朝戸風に、きらきら 4/4 番外編追加


◽︎


「分かりました、
じゃあもう少しアクセントカラーの比率抑えます。

直ぐ修正出します。ええ、大丈夫です。
では後ほど、お送りしますので。」


普段よりも随分と丁寧な声色で最後まで告げた男は、スマホを切った瞬間、体の奥深い場所から連れてきたような溜息を漏らした。


「○社さんの案件ですか?」 

「そう。
先方、この間と言ってること真逆なんだけど。
お前代わりに殴ってきて。」


「それは上司命令でしょうか。」

「うん。あ、これパワハラ?」 

「ええ、とっても。」

それはまずいな、と何も焦りを感じられないトーンで感想を述べて、パソコンチェアの背もたれに存分に身体を預けた男が、それを半回転させて私の方を見向く。


青砥(あおと)、これ後で郵便出しといて。」

「了解しました。」

この男のために持ってきたコーヒーをデスク脇に置いて、差し出された茶封筒を受け取る。

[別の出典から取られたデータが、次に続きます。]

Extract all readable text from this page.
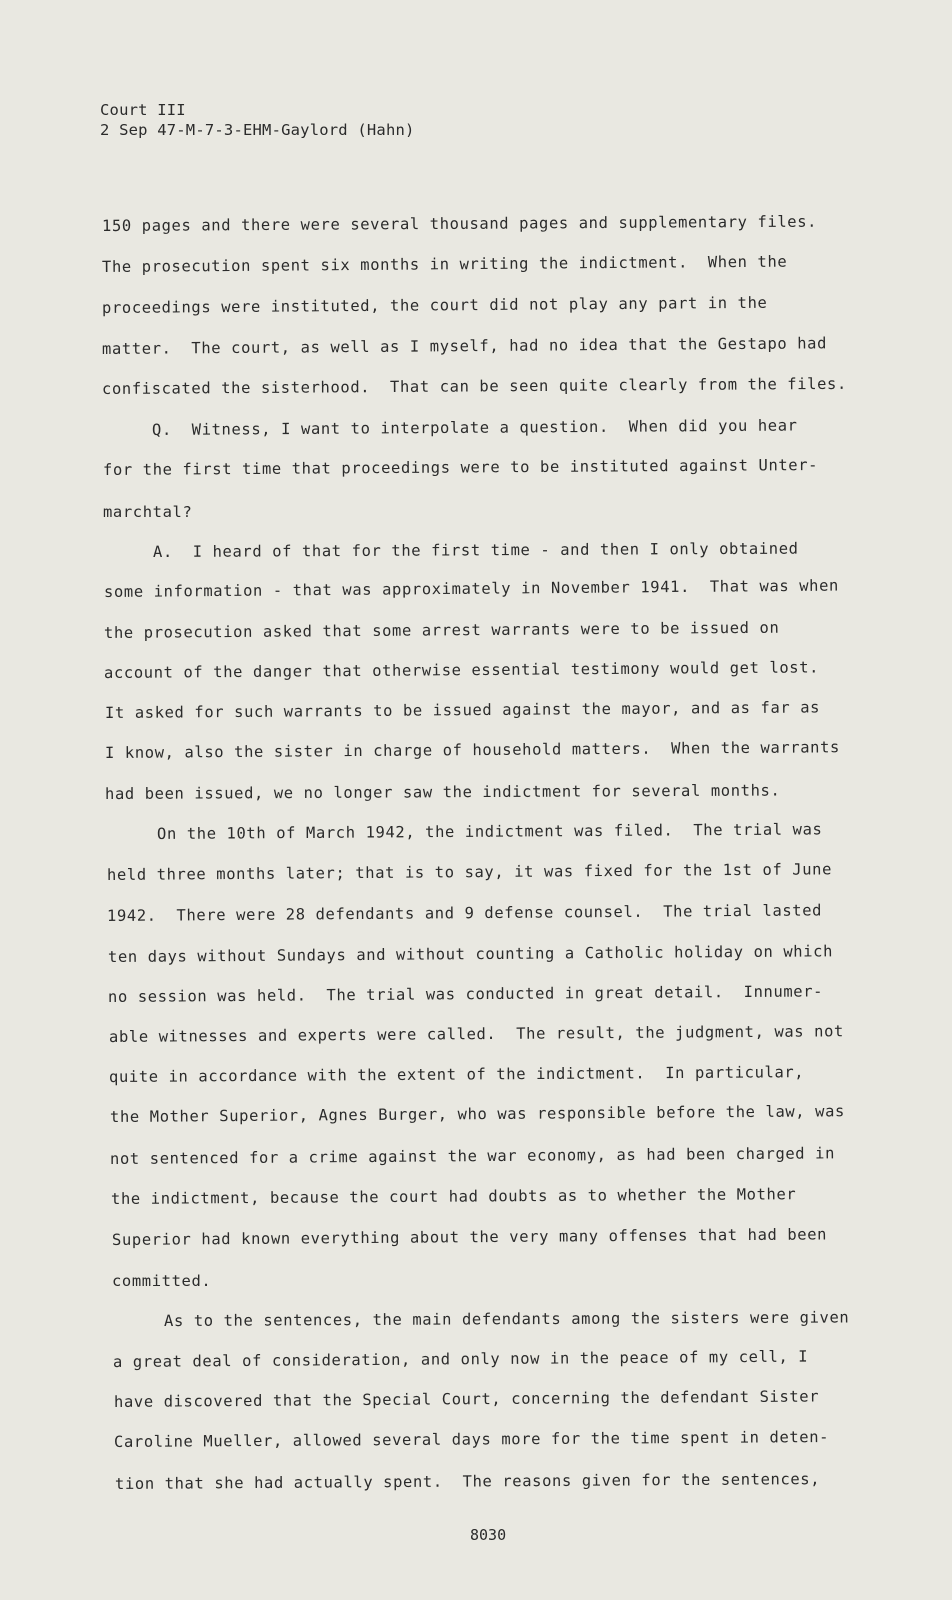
Court III
2 Sep 47-M-7-3-EHM-Gaylord (Hahn)
150 pages and there were several thousand pages and supplementary files.
The prosecution spent six months in writing the indictment.  When the
proceedings were instituted, the court did not play any part in the
matter.  The court, as well as I myself, had no idea that the Gestapo had
confiscated the sisterhood.  That can be seen quite clearly from the files.
Q.  Witness, I want to interpolate a question.  When did you hear
for the first time that proceedings were to be instituted against Unter-
marchtal?
A.  I heard of that for the first time - and then I only obtained
some information - that was approximately in November 1941.  That was when
the prosecution asked that some arrest warrants were to be issued on
account of the danger that otherwise essential testimony would get lost.
It asked for such warrants to be issued against the mayor, and as far as
I know, also the sister in charge of household matters.  When the warrants
had been issued, we no longer saw the indictment for several months.
On the 10th of March 1942, the indictment was filed.  The trial was
held three months later; that is to say, it was fixed for the 1st of June
1942.  There were 28 defendants and 9 defense counsel.  The trial lasted
ten days without Sundays and without counting a Catholic holiday on which
no session was held.  The trial was conducted in great detail.  Innumer-
able witnesses and experts were called.  The result, the judgment, was not
quite in accordance with the extent of the indictment.  In particular,
the Mother Superior, Agnes Burger, who was responsible before the law, was
not sentenced for a crime against the war economy, as had been charged in
the indictment, because the court had doubts as to whether the Mother
Superior had known everything about the very many offenses that had been
committed.
As to the sentences, the main defendants among the sisters were given
a great deal of consideration, and only now in the peace of my cell, I
have discovered that the Special Court, concerning the defendant Sister
Caroline Mueller, allowed several days more for the time spent in deten-
tion that she had actually spent.  The reasons given for the sentences,
8030
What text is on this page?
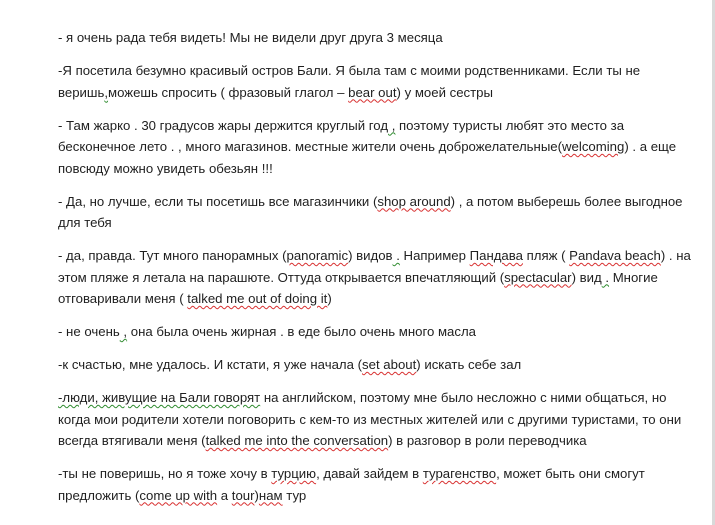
- я очень рада тебя видеть! Мы не видели друг друга 3 месяца

-Я посетила безумно красивый остров Бали. Я была там с моими родственниками. Если ты не веришь,можешь спросить ( фразовый глагол – bear out) у моей сестры

- Там жарко . 30 градусов жары держится круглый год , поэтому туристы любят это место за бесконечное лето . , много магазинов. местные жители очень доброжелательные(welcoming) . а еще повсюду можно увидеть обезьян !!!

- Да, но лучше, если ты посетишь все магазинчики (shop around) , а потом выберешь более выгодное для тебя

- да, правда. Тут много панорамных (panoramic) видов . Например Пандава пляж ( Pandava beach) . на этом пляже я летала на парашюте. Оттуда открывается впечатляющий (spectacular) вид . Многие отговаривали меня ( talked me out of doing it)

- не очень , она была очень жирная . в еде было очень много масла

-к счастью, мне удалось. И кстати, я уже начала (set about) искать себе зал

-люди, живущие на Бали говорят на английском, поэтому мне было несложно с ними общаться, но когда мои родители хотели поговорить с кем-то из местных жителей или с другими туристами, то они всегда втягивали меня (talked me into the conversation) в разговор в роли переводчика

-ты не поверишь, но я тоже хочу в турцию, давай зайдем в турагенство, может быть они смогут предложить (come up with a tour)нам тур
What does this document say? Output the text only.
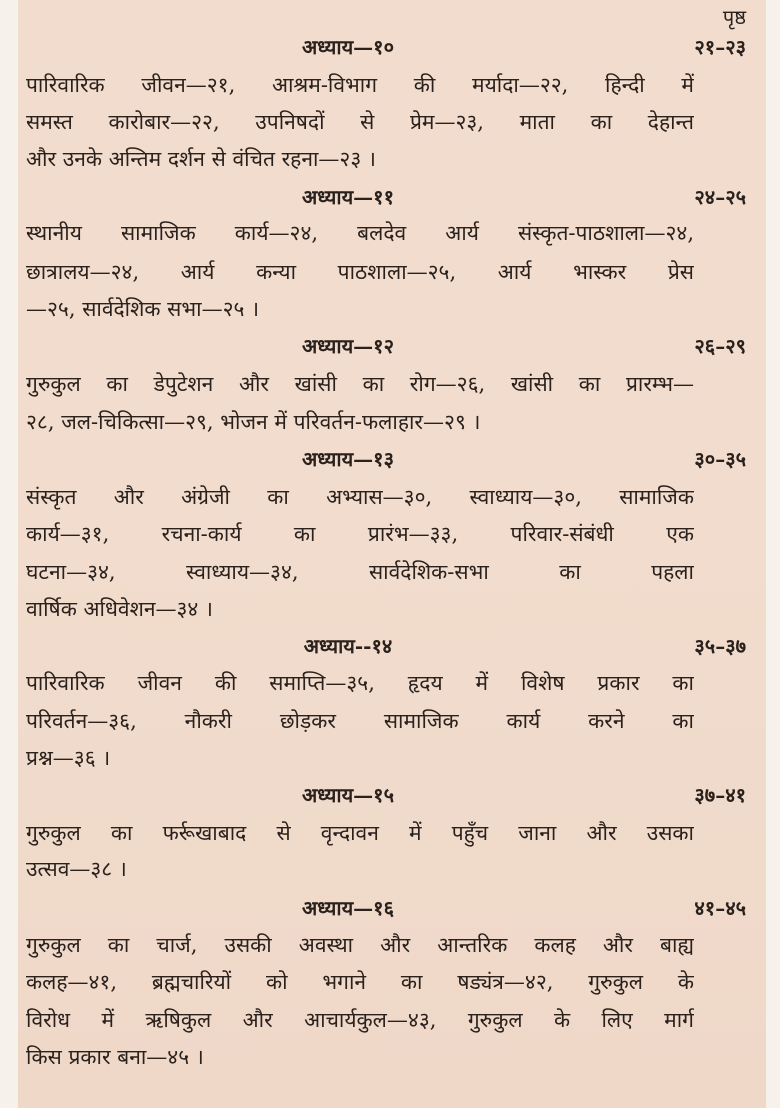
पृष्ठ
अध्याय—१०	२१–२३
पारिवारिक जीवन—२१, आश्रम-विभाग की मर्यादा—२२, हिन्दी में
समस्त कारोबार—२२, उपनिषदों से प्रेम—२३, माता का देहान्त
और उनके अन्तिम दर्शन से वंचित रहना—२३ ।
अध्याय—११	२४–२५
स्थानीय सामाजिक कार्य—२४, बलदेव आर्य संस्कृत-पाठशाला—२४,
छात्रालय—२४, आर्य कन्या पाठशाला—२५, आर्य भास्कर प्रेस
—२५, सार्वदेशिक सभा—२५ ।
अध्याय—१२	२६–२९
गुरुकुल का डेपुटेशन और खांसी का रोग—२६, खांसी का प्रारम्भ—
२८, जल-चिकित्सा—२९, भोजन में परिवर्तन-फलाहार—२९ ।
अध्याय—१३	३०–३५
संस्कृत और अंग्रेजी का अभ्यास—३०, स्वाध्याय—३०, सामाजिक
कार्य—३१, रचना-कार्य का प्रारंभ—३३, परिवार-संबंधी एक
घटना—३४, स्वाध्याय—३४, सार्वदेशिक-सभा का पहला
वार्षिक अधिवेशन—३४ ।
अध्याय--१४	३५–३७
पारिवारिक जीवन की समाप्ति—३५, हृदय में विशेष प्रकार का
परिवर्तन—३६, नौकरी छोड़कर सामाजिक कार्य करने का
प्रश्न—३६ ।
अध्याय—१५	३७–४१
गुरुकुल का फर्रूखाबाद से वृन्दावन में पहुँच जाना और उसका
उत्सव—३८ ।
अध्याय—१६	४१–४५
गुरुकुल का चार्ज, उसकी अवस्था और आन्तरिक कलह और बाह्य
कलह—४१, ब्रह्मचारियों को भगाने का षड्यंत्र—४२, गुरुकुल के
विरोध में ऋषिकुल और आचार्यकुल—४३, गुरुकुल के लिए मार्ग
किस प्रकार बना—४५ ।
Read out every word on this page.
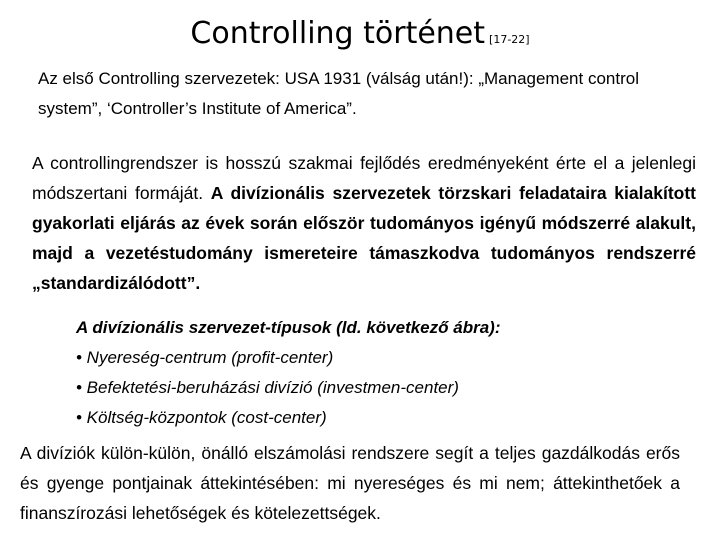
Controlling történet [17-22]
Az első Controlling szervezetek: USA 1931 (válság után!): „Management control system”, ‘Controller’s Institute of America”.
A controllingrendszer is hosszú szakmai fejlődés eredményeként érte el a jelenlegi módszertani formáját. A divízionális szervezetek törzskari feladataira kialakított gyakorlati eljárás az évek során először tudományos igényű módszerré alakult, majd a vezetéstudomány ismereteire támaszkodva tudományos rendszerré „standardizálódott”.
A divízionális szervezet-típusok (ld. következő ábra):
• Nyereség-centrum (profit-center)
• Befektetési-beruházási divízió (investmen-center)
• Költség-központok (cost-center)
A divíziók külön-külön, önálló elszámolási rendszere segít a teljes gazdálkodás erős és gyenge pontjainak áttekintésében: mi nyereséges és mi nem; áttekinthetőek a finanszírozási lehetőségek és kötelezettségek.
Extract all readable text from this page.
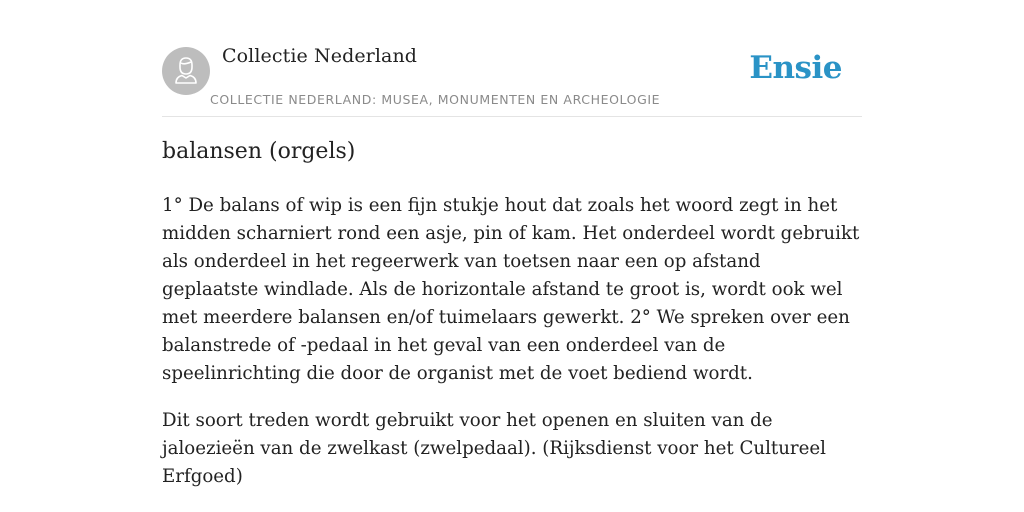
Collectie Nederland
COLLECTIE NEDERLAND: MUSEA, MONUMENTEN EN ARCHEOLOGIE
Ensie
balansen (orgels)

1° De balans of wip is een fijn stukje hout dat zoals het woord zegt in het midden scharniert rond een asje, pin of kam. Het onderdeel wordt gebruikt als onderdeel in het regeerwerk van toetsen naar een op afstand geplaatste windlade. Als de horizontale afstand te groot is, wordt ook wel met meerdere balansen en/of tuimelaars gewerkt. 2° We spreken over een balanstrede of -pedaal in het geval van een onderdeel van de speelinrichting die door de organist met de voet bediend wordt.

Dit soort treden wordt gebruikt voor het openen en sluiten van de jaloezieën van de zwelkast (zwelpedaal). (Rijksdienst voor het Cultureel Erfgoed)
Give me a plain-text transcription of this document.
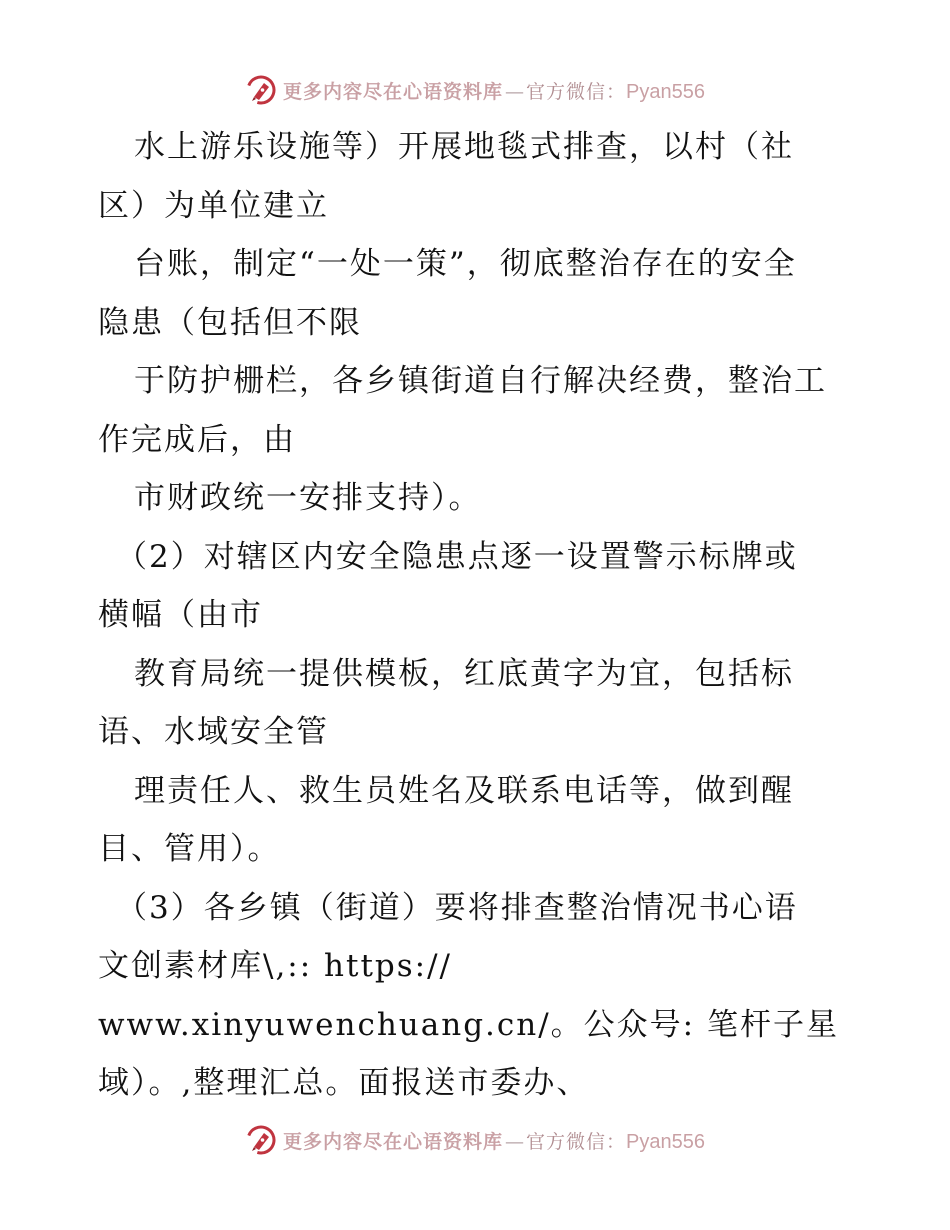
更多内容尽在心语资料库 — 官方微信： Pyan556
水上游乐设施等）开展地毯式排查，以村（社
区）为单位建立
台账，制定“一处一策”，彻底整治存在的安全
隐患（包括但不限
于防护栅栏，各乡镇街道自行解决经费，整治工
作完成后，由
市财政统一安排支持）。
（2）对辖区内安全隐患点逐一设置警示标牌或
横幅（由市
教育局统一提供模板，红底黄字为宜，包括标
语、水域安全管
理责任人、救生员姓名及联系电话等，做到醒
目、管用）。
（3）各乡镇（街道）要将排查整治情况书心语
文创素材库\,:: https://
www.xinyuwenchuang.cn/。公众号: 笔杆子星
域）。,整理汇总。面报送市委办、
更多内容尽在心语资料库 — 官方微信： Pyan556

そのまま仕事部屋を出て行こうと翻した私を今度は「その」と名前で呼んだ。


「……何ですか、那津(なつ)さん。」


「お前は仕事になると、急に頑なになるな。
さっきまで間抜けな顔で、
タコのウインナーとか言ってたくせに。」


「当たり前です、仕事中ですから。」

「別に仕事中でも、
可愛く"依織"って呼んでくれて良いけど?」

「セクハラでしょうか。」

「現代社会における部下との接し方、むず。」



やはりそこまで感情も反省もこもっていない感想を漏らした男は、諦めたように肩をすくめ、マグカップを指差しながら「さんきゅ」と軽く礼を告げた。


「……そんなことでどうするんですか。」

「…何が。」



____これから私以外の人を、雇った時ですよ。



音にするつもりだったそれは、
うまく言葉に出来なかった。

 
情けなく封筒を握る手にそっと力を込めつつ、「いえ、何でもないです。」と戯けた声色と笑みで誤魔化して、今度こそ仕事部屋を後にした。